Lobicisinden, etnik ve inançsal farklılıkların istismarı üzerinden faaliyet yürütenlere kadar, Türkiye kökenli göçmen kitle içerisinde faaliyet sürdüren akımların, dernek ve örgütlenmelerin ezici bir çoğunluğu, lafta ne söylendiğinden bağımsız olarak fiiliyatta, işçi ve gençler arasında ön yargıları, bölünmüşlüğü derinleştiren, daha çok içe kapanmayı teşvik eden bir rol oynuyorlar.
Yakın dönemde kongresini toplayacak olan DİDF(Demokratik İşçi Dernekleri Federasyonu)’in, bu yönüyle, hem üzerinde durduğu platformu, savunduğu politikaları ve hem de pratikteki tutumu ile farklı bir yerde durduğunu vurgulamalıyız.

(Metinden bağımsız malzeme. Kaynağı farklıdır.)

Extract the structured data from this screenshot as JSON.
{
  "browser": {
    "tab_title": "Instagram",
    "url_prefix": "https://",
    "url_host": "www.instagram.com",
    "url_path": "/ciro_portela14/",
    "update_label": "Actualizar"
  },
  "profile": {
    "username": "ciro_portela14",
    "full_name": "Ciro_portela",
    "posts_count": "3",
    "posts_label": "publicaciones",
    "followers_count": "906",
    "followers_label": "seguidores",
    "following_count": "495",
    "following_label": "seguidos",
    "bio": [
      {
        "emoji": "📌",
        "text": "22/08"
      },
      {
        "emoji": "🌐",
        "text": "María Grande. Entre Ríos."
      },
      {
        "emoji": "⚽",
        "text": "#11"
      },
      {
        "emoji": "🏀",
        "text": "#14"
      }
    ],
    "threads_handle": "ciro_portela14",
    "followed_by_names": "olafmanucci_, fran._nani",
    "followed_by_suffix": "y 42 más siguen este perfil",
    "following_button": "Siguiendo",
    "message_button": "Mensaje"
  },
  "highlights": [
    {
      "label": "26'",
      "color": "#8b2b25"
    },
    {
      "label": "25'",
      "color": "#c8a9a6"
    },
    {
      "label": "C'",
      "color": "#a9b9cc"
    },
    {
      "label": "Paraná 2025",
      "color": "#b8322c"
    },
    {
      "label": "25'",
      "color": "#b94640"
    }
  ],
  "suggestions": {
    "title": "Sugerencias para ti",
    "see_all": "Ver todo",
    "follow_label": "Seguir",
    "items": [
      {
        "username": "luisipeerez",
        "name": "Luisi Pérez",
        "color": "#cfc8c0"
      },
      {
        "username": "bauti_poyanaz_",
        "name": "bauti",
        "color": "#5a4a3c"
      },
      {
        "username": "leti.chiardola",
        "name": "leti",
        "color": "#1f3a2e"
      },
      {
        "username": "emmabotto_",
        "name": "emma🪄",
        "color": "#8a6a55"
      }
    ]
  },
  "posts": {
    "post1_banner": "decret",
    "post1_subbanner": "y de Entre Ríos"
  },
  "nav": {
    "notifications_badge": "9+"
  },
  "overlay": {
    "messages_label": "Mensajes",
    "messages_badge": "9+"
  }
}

DİDF uzun yıllardır, yerli ve göçmen emekçilerin-gençlerin yakınlaşması-kaynaşması; içe kapanma yerine birliğin ve birlikte hareketin güçlenmesi yönünde bir politikanın izleyicisi durumunda. DİDF, bir yandan, ayrımcı-dışlayıcı ya da farklılıkların öne çıkarılması ve istismarı üzerinden içe kapanmayı teşvik eden politika ve girişimleri teşhir ederken, yanı sıra da Türkiyeli göçmen kitleyi içinde yaşadığı-bir parçası olduğu toplumdaki sorun ve gelişmeler karşısında daha duyarlı kılmak üzere de bir çaba içerisinde oldu.
Bizce, bir göçmen örgütlenmesine de esas olarak bu nedenle, bunları yapmak üzere ihtiyaç vardır. Bu yönde bir politikaya sahip olduğu ve buna uygun bir pratik içerisinde olunduğu ölçüde, bir göçmen örgütlenmesi olumlu ve ilerletici bir rol oynayabilir.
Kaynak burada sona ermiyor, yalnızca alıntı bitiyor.